Christine Pellizzari
executiveI report the preliminary results of the voting as follows. On proposal #1, a majority of the votes cast at this meeting were cast in favor of the election of 3 Class II directors, Clarissa Desjardins, PhD; David W.J. McGirr; and Elizabeth McKee Anderson. Subject to confirmation by the Inspector of Elections, these nominees are elected Class II directors, each to hold office until the 2023 Annual Meeting of Shareholders and until their successors are elected. On proposal #2, by a nonbinding advisory vote, a majority of the votes cast at this meeting approved the 2019 compensation of our named executive officers as disclosed in the proxy statement. Subject to the confirmation by the Inspector of Elections, the shareholders have approved the say-on-pay proposal.

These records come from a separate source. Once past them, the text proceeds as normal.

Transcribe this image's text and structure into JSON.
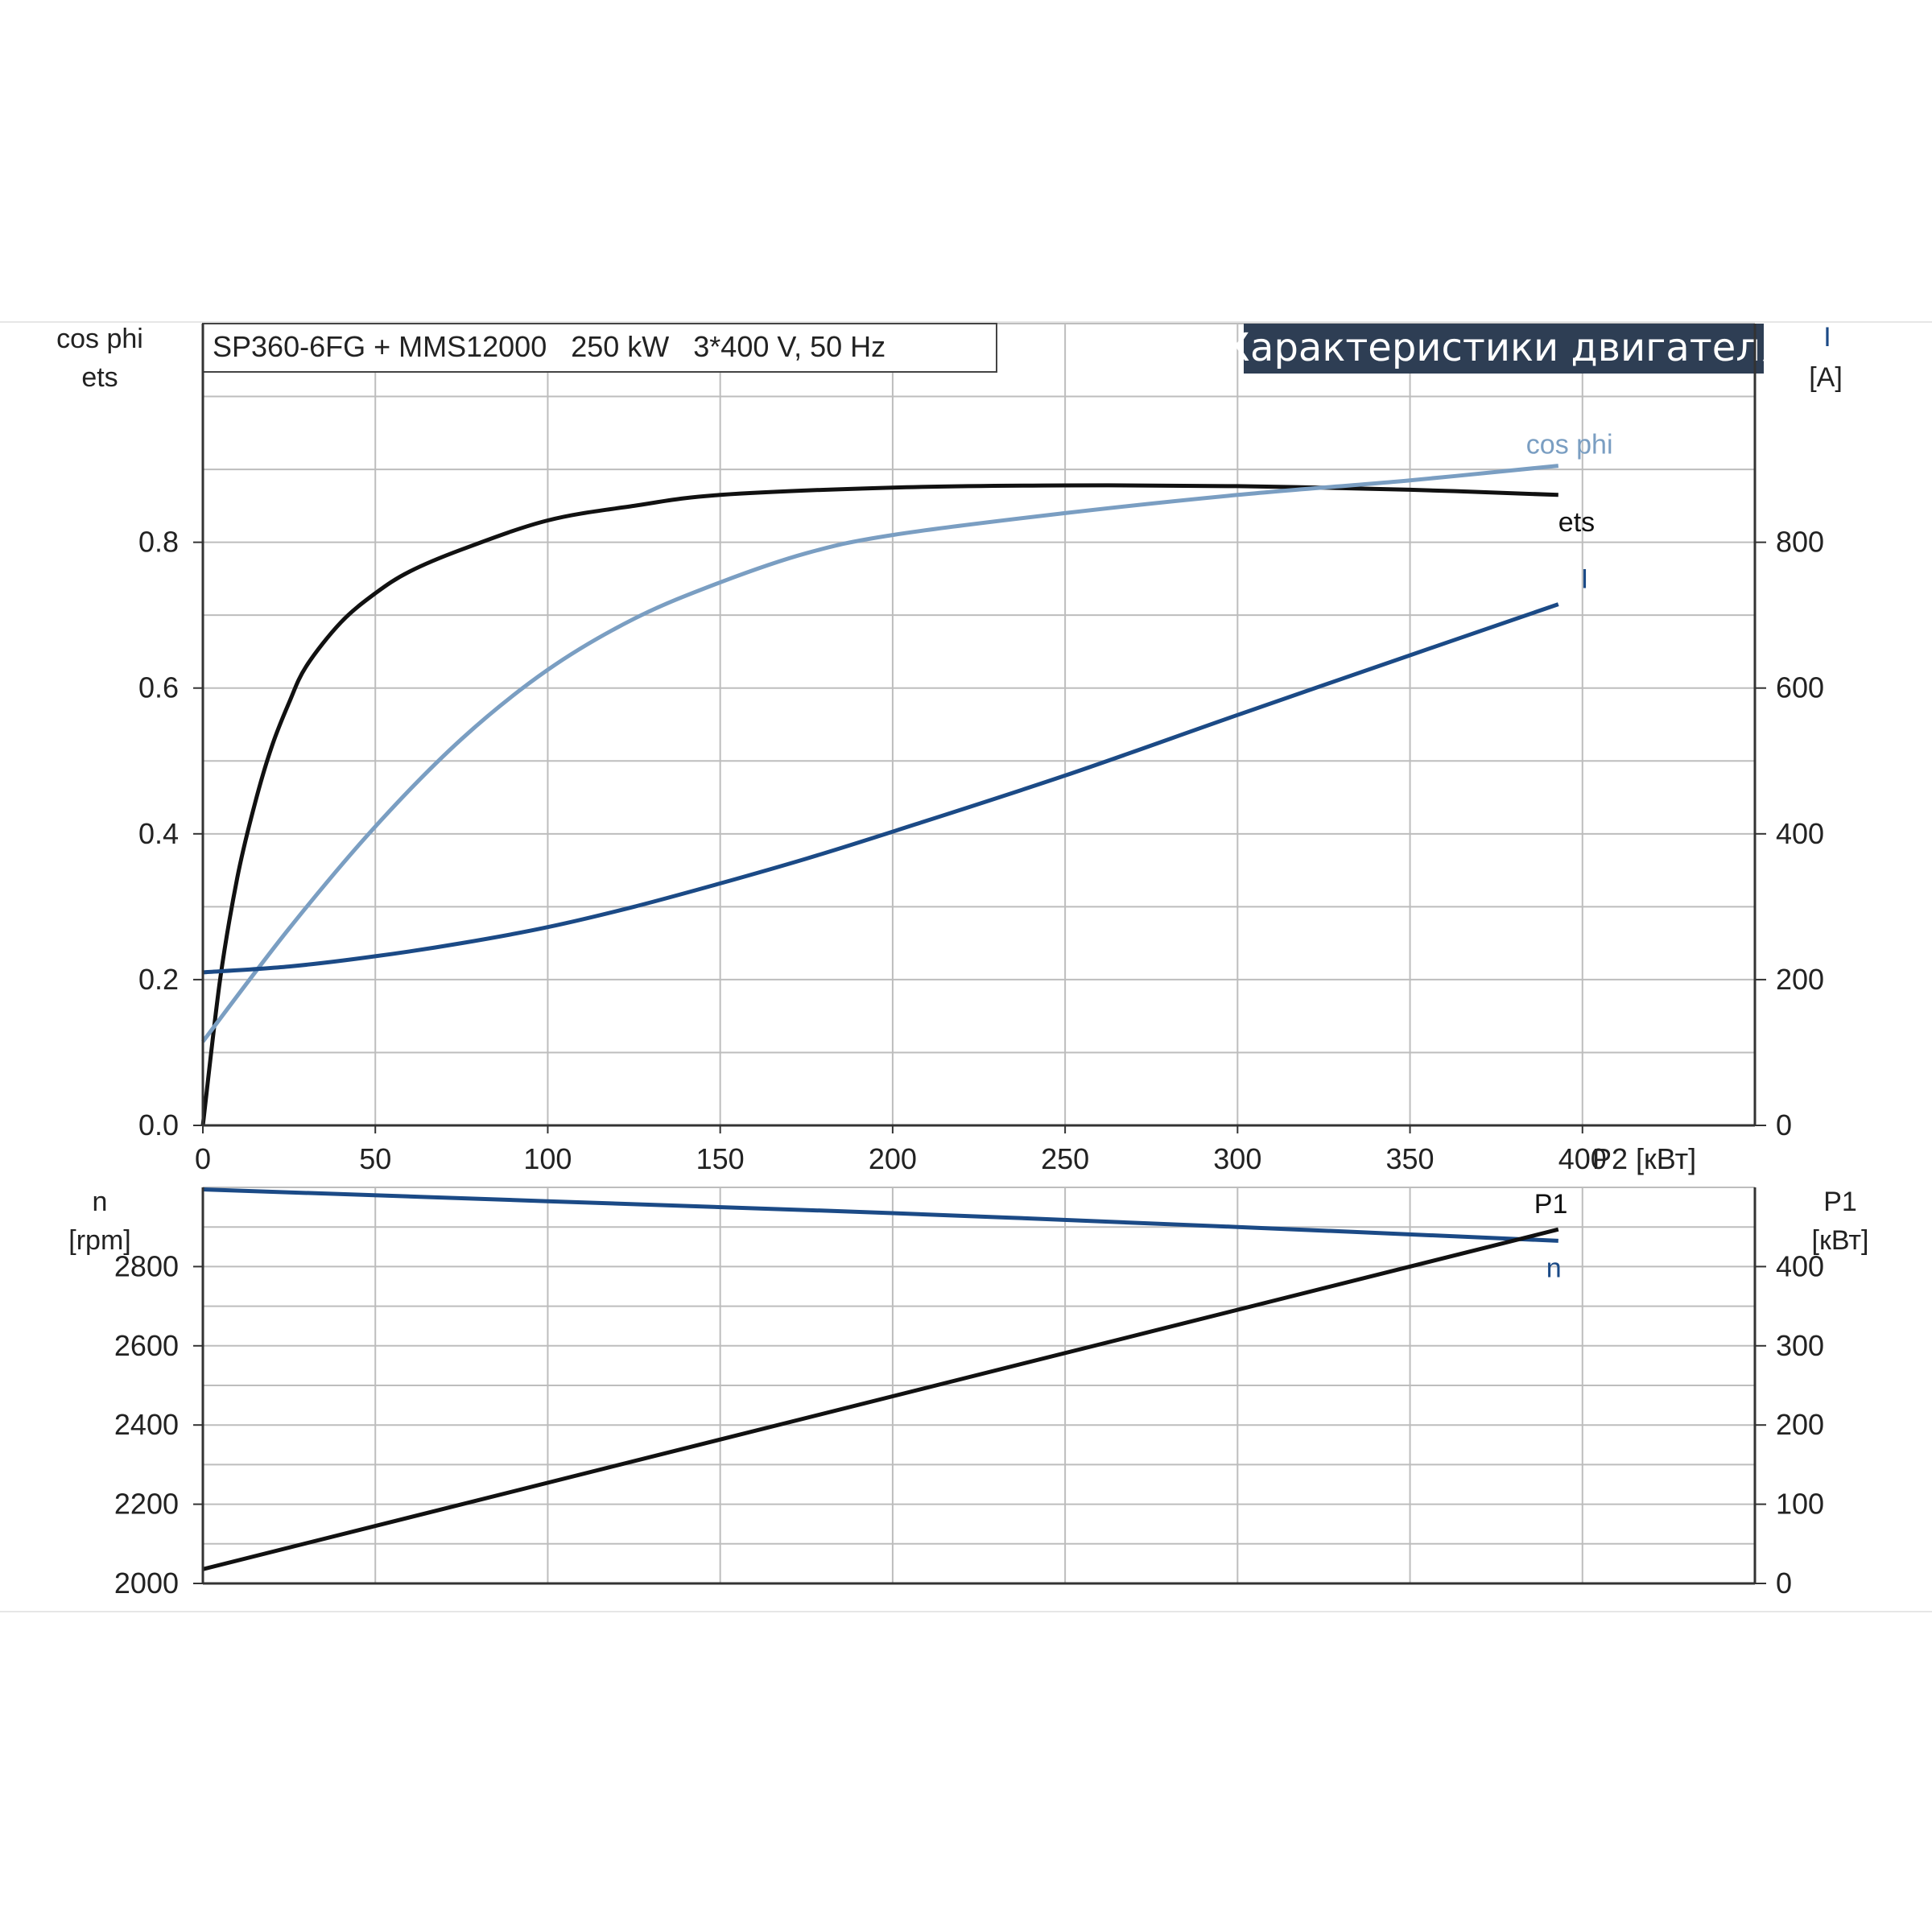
{
  "title": "SP360-6FG + MMS12000   250 kW   3*400 V, 50 Hz",
  "banner": "Характеристики двигателя",
  "colors": {
    "ets": "#111111",
    "cos_phi": "#7a9ec2",
    "I": "#1b4a86",
    "n": "#1b4a86",
    "P1": "#111111",
    "banner_bg": "#2e3e54",
    "grid": "#bdbdbd"
  },
  "chart_data": [
    {
      "type": "line",
      "name": "upper",
      "x_axis": {
        "label": "P2 [кВт]",
        "range": [
          0,
          450
        ],
        "ticks": [
          0,
          50,
          100,
          150,
          200,
          250,
          300,
          350,
          400
        ]
      },
      "left_axis": {
        "label_line1": "cos phi",
        "label_line2": "ets",
        "range": [
          0,
          1.1
        ],
        "ticks": [
          "0.0",
          "0.2",
          "0.4",
          "0.6",
          "0.8"
        ]
      },
      "right_axis": {
        "label_line1": "I",
        "label_line2": "[A]",
        "range": [
          0,
          1100
        ],
        "ticks": [
          "0",
          "200",
          "400",
          "600",
          "800"
        ]
      },
      "grid": true,
      "series": [
        {
          "name": "ets",
          "axis": "left",
          "color": "#111111",
          "x": [
            0,
            5,
            10,
            15,
            20,
            25,
            30,
            40,
            50,
            60,
            75,
            100,
            125,
            150,
            200,
            250,
            300,
            350,
            393
          ],
          "y": [
            0.0,
            0.2,
            0.34,
            0.44,
            0.52,
            0.58,
            0.63,
            0.69,
            0.73,
            0.76,
            0.79,
            0.83,
            0.85,
            0.865,
            0.875,
            0.878,
            0.877,
            0.872,
            0.865
          ]
        },
        {
          "name": "cos phi",
          "axis": "left",
          "color": "#7a9ec2",
          "x": [
            0,
            25,
            50,
            75,
            100,
            125,
            150,
            175,
            200,
            250,
            300,
            350,
            393
          ],
          "y": [
            0.115,
            0.27,
            0.41,
            0.53,
            0.625,
            0.695,
            0.745,
            0.785,
            0.81,
            0.84,
            0.865,
            0.885,
            0.905
          ]
        },
        {
          "name": "I",
          "axis": "right",
          "color": "#1b4a86",
          "x": [
            0,
            25,
            50,
            75,
            100,
            125,
            150,
            175,
            200,
            250,
            300,
            350,
            393
          ],
          "y": [
            210,
            218,
            232,
            250,
            272,
            300,
            332,
            366,
            403,
            480,
            563,
            645,
            715
          ]
        }
      ]
    },
    {
      "type": "line",
      "name": "lower",
      "x_axis": {
        "label": "",
        "range": [
          0,
          450
        ]
      },
      "left_axis": {
        "label_line1": "n",
        "label_line2": "[rpm]",
        "range": [
          2000,
          3000
        ],
        "ticks": [
          "2000",
          "2200",
          "2400",
          "2600",
          "2800"
        ]
      },
      "right_axis": {
        "label_line1": "P1",
        "label_line2": "[кВт]",
        "range": [
          0,
          500
        ],
        "ticks": [
          "0",
          "100",
          "200",
          "300",
          "400"
        ]
      },
      "grid": true,
      "series": [
        {
          "name": "n",
          "axis": "left",
          "color": "#1b4a86",
          "x": [
            0,
            100,
            200,
            300,
            393
          ],
          "y": [
            2995,
            2965,
            2935,
            2900,
            2865
          ]
        },
        {
          "name": "P1",
          "axis": "right",
          "color": "#111111",
          "x": [
            0,
            393
          ],
          "y": [
            18,
            447
          ]
        }
      ]
    }
  ]
}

On proposal #3, the votes cast for Ernst & Young LLP to be ratified as our independent registered public accounting firm for 2020 exceed the votes cast against the proposal. Subject to the confirmation by the Inspector of Elections, the shareholders have ratified the appointment of Ernst & Young LLP in this capacity. On proposal #4, the votes cast for the approval of the amendment to the Insmed Incorporated 2019 Incentive Plan exceed the votes cast against the proposal. Subject to the confirmation by the Inspector of Elections, the shareholders have approved the amendment to the Insmed Incorporated 2019 Incentive Plan. We will file the final report of the Inspector of Election with the records of this meeting and plan to provide the final shareholder voting results as certified by the Inspector of Election on a Form 8-K to be filed with the Securities and Exchange Commission within 4 business days of this meeting.
William Lewis
executiveThank you, Ms. Pellizzari, and thanks to everyone who participated today. The meeting is now formally adjourned.
Operator
operatorThank you. This does conclude today's teleconference. We thank you for your participation. You may disconnect your lines at this time. Have a great day.